9. In so far as the erroneous grant of refund and return of such refund amount together with interest by the writ-applicant is concerned, the same is undisputed. That being the case, the first part of the transaction is nullified inasmuch as the amount erroneously refunded has already been repaid by the writ-applicant along with interest. However, once both these transactions are taken out from the equation, what survives is the reduction of the ITC originally effected from the electronic credit ledger of the writ-applicant. The respondent authorities are of the view that the writ-applicant is not entitled to such a refund of the ITC at all. According to Mr.Sharma, the learned AGP, such a refund is not permissible under sub-rule (10) of rule 96 of the CGST Rules. However, in the present case, refund as contemplated under sub-rule (10) of rule 96 of the CGST Rules is not at all an issue. Here, the simple issue is one of restoration of the ITC, which was erroneously refunded and subsequently recovered. If the authorities have accepted that there was an error and resultantly, accepted repayment of the erroneous refund, as a corollary, the credit of the ITC must be restored. It cannot be that for the purpose of repayment, there was an error, and for the purpose of restoration of the ITC, there was no error. There is no question of any refund of the ITC at all. The question is one of restoration of the ITC in the electronic credit ledger and not a refund thereof. Hence, any reference to sub-rule (10) of rule 96 of the CGST Rules is completely misconceived and not tenable.

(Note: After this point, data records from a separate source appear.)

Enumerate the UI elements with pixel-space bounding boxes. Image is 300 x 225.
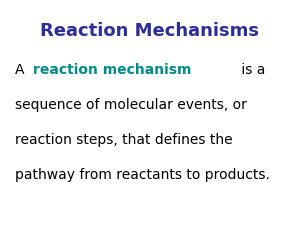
- Text: reaction mechanism: reaction mechanism: [33, 63, 191, 77]
- Text: reaction steps, that defines the: reaction steps, that defines the: [15, 133, 232, 147]
- Text: is a: is a: [237, 63, 266, 77]
- Text: Reaction Mechanisms: Reaction Mechanisms: [40, 22, 260, 40]
- Text: sequence of molecular events, or: sequence of molecular events, or: [15, 98, 247, 112]
- Text: A: A: [15, 63, 29, 77]
- Text: pathway from reactants to products.: pathway from reactants to products.: [15, 168, 270, 182]
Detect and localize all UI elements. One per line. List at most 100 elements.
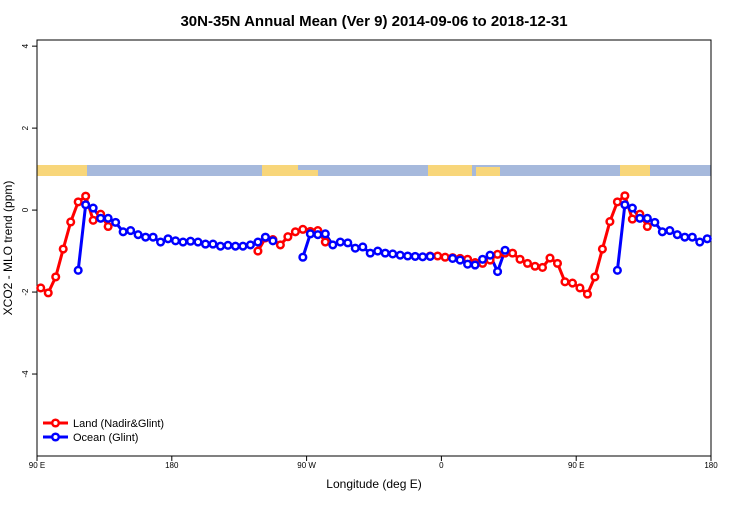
data-point [290,227,300,237]
data-point [66,217,76,227]
data-point [373,246,383,256]
data-point [350,243,360,253]
data-point [73,265,83,275]
data-point [245,240,255,250]
data-point [51,272,61,282]
data-point [627,214,637,224]
data-point [358,242,368,252]
data-point [695,237,705,247]
data-point [141,232,151,242]
data-point [410,251,420,261]
legend-label: Land (Nadir&Glint) [73,418,164,430]
data-point [485,250,495,260]
data-point [320,229,330,239]
data-point [156,237,166,247]
data-point [103,213,113,223]
data-point [126,226,136,236]
data-point [335,237,345,247]
data-point [73,197,83,207]
y-tick-label: -2 [21,288,30,296]
data-point [657,227,667,237]
data-point [96,213,106,223]
data-point [687,232,697,242]
data-point [185,236,196,246]
data-point [238,241,248,251]
data-point [530,261,540,271]
plot-frame [36,39,712,457]
data-point [403,251,413,261]
data-point [305,229,315,239]
data-point [200,239,211,249]
data-point [425,251,435,261]
data-point [575,283,585,293]
data-point [650,217,660,227]
data-point [418,252,428,262]
data-point [36,283,46,293]
data-point [283,232,293,242]
data-point [612,265,622,275]
data-point [328,240,338,250]
data-point [215,241,226,251]
data-point [133,230,143,240]
x-axis-label: Longitude (deg E) [326,477,421,491]
x-tick-label: 90 E [568,461,584,470]
data-point [230,241,241,251]
x-tick-label: 90 W [297,461,316,470]
data-point [320,237,330,247]
data-point [440,252,450,262]
y-axis-label: XCO2 - MLO trend (ppm) [1,181,15,316]
x-tick-label: 0 [439,461,444,470]
data-point [463,259,473,269]
data-point [470,260,480,270]
data-point [627,203,637,213]
data-point [620,200,630,210]
data-point [597,244,607,254]
x-tick-label: 90 E [29,461,45,470]
data-point [665,226,675,236]
data-point [343,238,353,248]
data-point [642,213,652,223]
data-point [313,230,323,240]
data-point [81,191,91,201]
data-point [193,237,203,247]
data-point [702,234,712,244]
data-point [590,272,600,282]
data-point [448,253,458,264]
data-point [642,221,652,232]
data-point [380,248,390,258]
data-point [680,232,690,242]
data-point [567,278,578,288]
data-point [88,203,98,213]
data-point [433,251,443,261]
data-point [672,230,682,240]
data-point [58,244,68,254]
data-point [605,217,615,227]
data-point [395,250,405,260]
legend-marker [50,432,61,442]
data-point [493,267,503,277]
data-point [507,248,518,258]
data-point [635,213,645,223]
data-point [500,245,510,255]
data-point [582,289,592,299]
data-point [43,288,53,298]
data-point [522,258,533,268]
data-point [493,249,503,259]
data-point [478,254,488,264]
legend-marker [50,418,61,428]
data-point [178,237,188,247]
data-point [268,236,278,246]
data-point [298,224,308,234]
legend-label: Ocean (Glint) [73,432,138,444]
data-point [298,252,308,262]
data-point [620,191,630,201]
data-point [223,240,233,250]
x-tick-label: 180 [704,461,718,470]
data-point [552,258,563,268]
data-point [148,232,158,242]
data-point [455,255,465,265]
data-point [111,217,121,227]
data-point [170,236,181,246]
y-tick-label: 4 [21,43,30,48]
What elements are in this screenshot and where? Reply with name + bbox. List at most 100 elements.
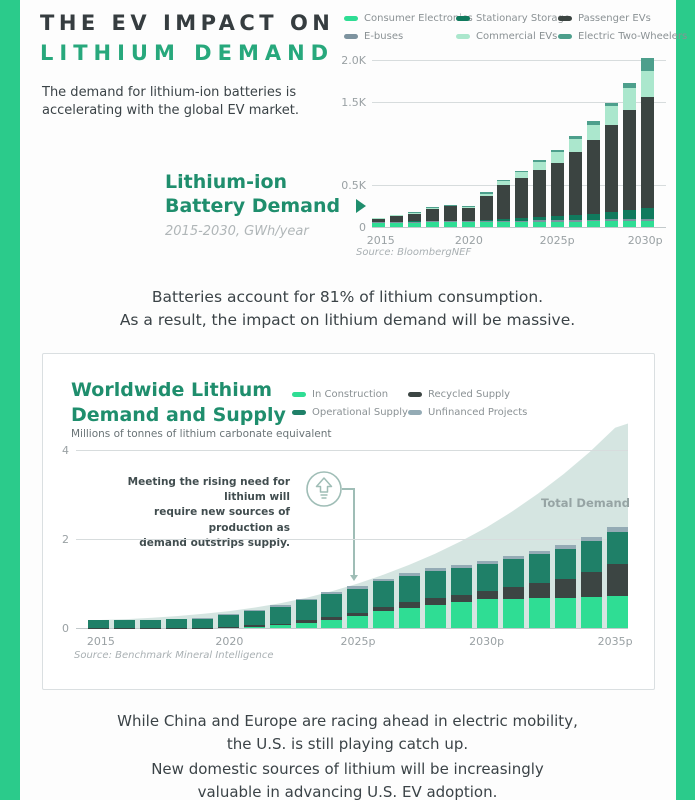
bar-segment-passenger-evs [622,109,636,211]
y-axis-tick-label: 2 [62,533,69,546]
bar-segment-electric-two-wheelers [622,82,636,88]
bar-segment-in-construction [399,607,421,628]
bar-segment-passenger-evs [443,206,457,221]
bar-2024 [321,592,343,628]
bar-segment-recycled-supply [243,625,265,627]
bar-2035 [606,527,628,628]
bar-segment-operational-supply [451,567,473,595]
bar-segment-in-construction [321,620,343,628]
bar-segment-commercial-evs [622,87,636,110]
bar-segment-stationary-storage [533,217,547,221]
bar-segment-recycled-supply [451,594,473,603]
bar-segment-e-buses [461,221,475,223]
bar-segment-unfinanced-projects [528,550,550,555]
bar-segment-recycled-supply [347,613,369,617]
bar-segment-passenger-evs [425,208,439,221]
x-axis-tick-label: 2020 [454,234,483,247]
bar-segment-passenger-evs [604,125,618,213]
bar-2019 [443,204,457,227]
bar-segment-stationary-storage [604,212,618,220]
legend-item: Unfinanced Projects [408,407,527,418]
bar-segment-passenger-evs [533,170,547,218]
bar-segment-commercial-evs [407,213,421,214]
bar-segment-commercial-evs [515,172,529,179]
legend-swatch-icon [292,392,306,397]
bar-2016 [389,214,403,227]
bar-segment-electric-two-wheelers [569,136,583,140]
x-axis-tick-label: 2025p [539,234,575,247]
intro-text: The demand for lithium-ion batteries is … [42,85,299,119]
bar-segment-recycled-supply [554,579,576,598]
bar-segment-operational-supply [528,554,550,584]
bar-segment-e-buses [425,221,439,223]
bar-segment-recycled-supply [321,617,343,620]
bar-segment-commercial-evs [551,151,565,163]
bar-2017 [139,619,161,628]
bar-segment-recycled-supply [217,627,239,628]
supply-chart-title: Worldwide Lithium Demand and Supply [71,379,286,426]
gridline [372,60,666,61]
bar-segment-stationary-storage [479,219,493,221]
gridline [76,539,628,540]
legend-swatch-icon [408,410,422,415]
bar-2034 [580,537,602,628]
bar-segment-electric-two-wheelers [389,214,403,216]
bar-segment-consumer-electronics [551,221,565,227]
bar-segment-in-construction [347,616,369,628]
legend-swatch-icon [408,392,422,397]
gridline [372,101,666,103]
bar-segment-electric-two-wheelers [533,159,547,162]
bar-2028 [604,102,618,227]
page-title-line1: THE EV IMPACT ON [40,11,335,35]
bar-2030 [640,57,654,227]
battery-chart-title-line2: Battery Demand [165,195,341,218]
gridline [76,628,628,629]
bar-segment-electric-two-wheelers [640,57,654,71]
x-axis-tick-label: 2035p [597,635,633,648]
bar-segment-passenger-evs [551,162,565,217]
bar-segment-passenger-evs [569,152,583,216]
y-axis-tick-label: 0 [62,622,69,635]
bar-2024 [533,159,547,227]
bar-segment-commercial-evs [461,207,475,209]
bar-segment-operational-supply [191,618,213,628]
bar-segment-consumer-electronics [640,220,654,227]
bar-segment-commercial-evs [569,139,583,153]
bar-segment-operational-supply [399,575,421,603]
bar-segment-operational-supply [347,588,369,614]
bar-segment-passenger-evs [587,140,601,214]
bar-segment-in-construction [554,597,576,628]
bar-segment-consumer-electronics [443,222,457,227]
bar-2023 [515,170,529,227]
y-axis-tick-label: 1.5K [341,95,366,109]
legend-swatch-icon [558,34,572,39]
bar-segment-unfinanced-projects [399,572,421,576]
bar-segment-passenger-evs [479,195,493,220]
bar-segment-stationary-storage [497,219,511,221]
bar-segment-unfinanced-projects [321,592,343,595]
bar-2029 [622,82,636,227]
legend-label: Operational Supply [312,407,408,418]
bar-segment-operational-supply [139,620,161,628]
bar-segment-unfinanced-projects [373,578,395,582]
bar-segment-e-buses [479,221,493,222]
legend-item: Recycled Supply [408,389,527,400]
bar-segment-e-buses [622,219,636,221]
bar-segment-consumer-electronics [497,221,511,227]
bar-segment-recycled-supply [580,572,602,597]
legend-item: Consumer Electronics [344,13,473,24]
bar-segment-in-construction [373,611,395,628]
bottom-text-1: While China and Europe are racing ahead … [117,712,578,753]
bar-segment-recycled-supply [295,620,317,623]
bar-segment-recycled-supply [425,598,447,605]
left-accent-bar [0,0,20,800]
legend-label: Commercial EVs [476,31,558,42]
bar-segment-commercial-evs [587,124,601,141]
bar-2025 [347,585,369,628]
bar-2022 [497,179,511,227]
bar-2017 [407,212,421,227]
legend-swatch-icon [344,34,358,39]
bar-segment-consumer-electronics [407,222,421,227]
bar-segment-unfinanced-projects [554,545,576,549]
bar-2028 [425,568,447,628]
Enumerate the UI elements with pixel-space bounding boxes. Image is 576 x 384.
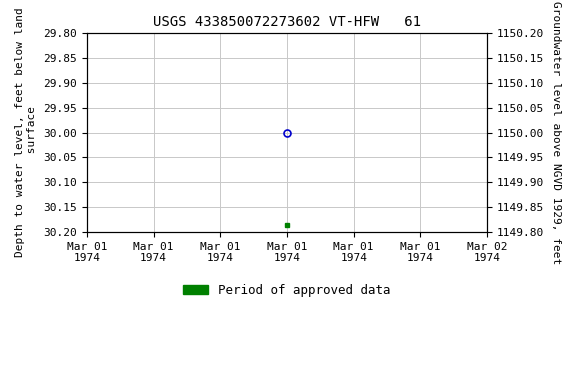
Y-axis label: Depth to water level, feet below land
 surface: Depth to water level, feet below land su… [15, 8, 37, 257]
Legend: Period of approved data: Period of approved data [179, 279, 396, 301]
Y-axis label: Groundwater level above NGVD 1929, feet: Groundwater level above NGVD 1929, feet [551, 1, 561, 264]
Title: USGS 433850072273602 VT-HFW   61: USGS 433850072273602 VT-HFW 61 [153, 15, 421, 29]
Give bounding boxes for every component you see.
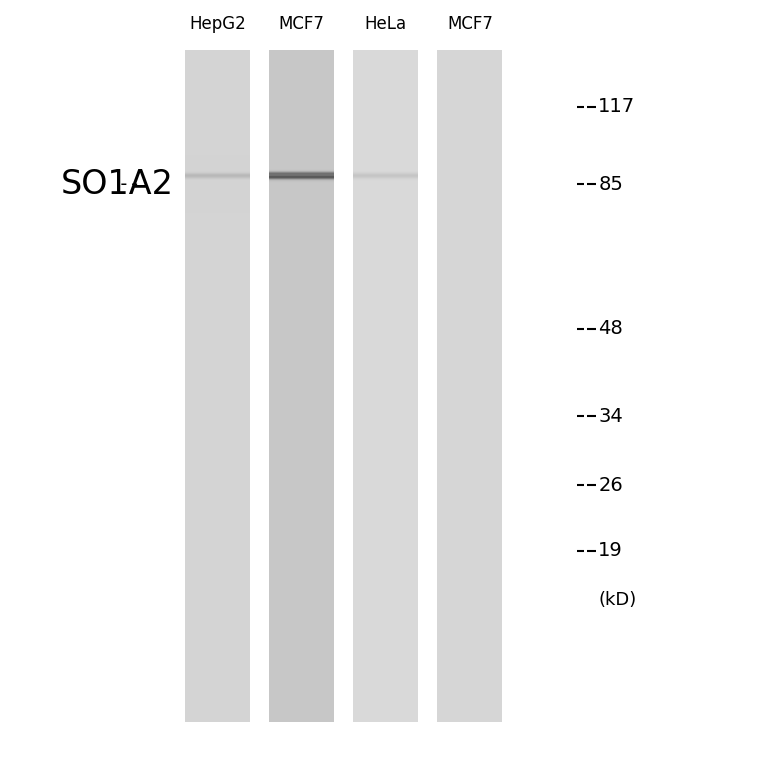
Text: 48: 48 — [598, 319, 623, 338]
Text: 34: 34 — [598, 406, 623, 426]
Bar — [185, 50, 251, 722]
Text: 26: 26 — [598, 476, 623, 495]
Text: (kD): (kD) — [598, 591, 636, 609]
Bar — [270, 50, 335, 722]
Text: SO1A2: SO1A2 — [61, 167, 174, 201]
Bar — [354, 50, 419, 722]
Text: 19: 19 — [598, 541, 623, 560]
Text: --: -- — [118, 175, 141, 193]
Text: 117: 117 — [598, 97, 636, 116]
Text: HeLa: HeLa — [364, 15, 407, 33]
Text: MCF7: MCF7 — [279, 15, 325, 33]
Text: HepG2: HepG2 — [189, 15, 246, 33]
Text: MCF7: MCF7 — [447, 15, 493, 33]
Bar — [153, 50, 573, 722]
Text: 85: 85 — [598, 175, 623, 193]
Bar — [437, 50, 503, 722]
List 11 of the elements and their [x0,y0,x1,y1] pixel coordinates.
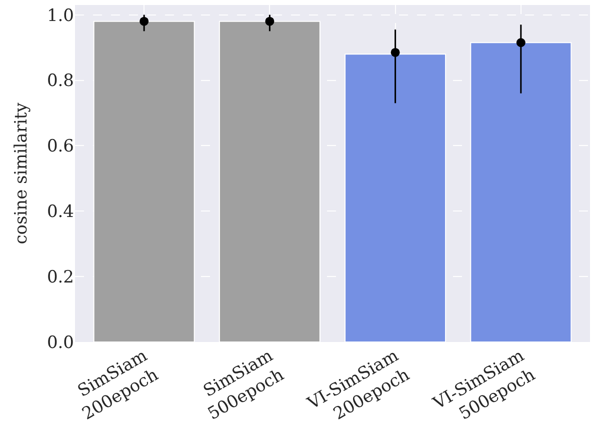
y-tick-label: 0.6 [46,136,74,157]
y-tick-label: 0.4 [46,202,74,222]
y-tick-label: 0.2 [46,268,74,288]
y-tick-label: 0.0 [46,332,74,353]
point [390,48,400,57]
point [140,16,149,26]
point [516,38,526,48]
y-tick-label: 1.0 [46,6,74,26]
point [265,16,274,26]
y-tick-label: 0.8 [46,71,74,92]
y-axis-title: cosine similarity [12,102,32,244]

10. In such circumstances, We direct the respondent authorities to re-credit/restore the ITC to the tune of 1,39,49,810/- in the electronic tax ledger of the writ-applicant.

11. As regards the submissions of Mr.Sharma that the writ-applicant is not entitled to any refund, we make it clear that we have not gone into the merits or the eligibility of the claim of refund of the writ-applicant. We have directed only with respect to restoration of ITC in the sum of Rs. 1,39,49,810/- in the electronic credit ledger of the writ-applicant. This is the sum that was erroneously refunded by reducing the ITC from the electronic credit ledger. However, as noted earlier, the same has already been repaid by the writ-applicant along with interest in DRC-03. Once such an amount is repaid by the writ-applicant to the GST department, the original debit of the ITC must be re­credited/restored. Otherwise, the same would amount to double taxation, which is not permissible in law.

12. We, therefore, direct the respondent authorities to restore/ re-credit the Input Tax Credit of Rs. 1,39,49,810/- in the electronic credit ledger of the writ-applicant within a period of two weeks from the date of receipt of this order.

13. With the aforesaid, this writ-application stands disposed Direct service is permitted.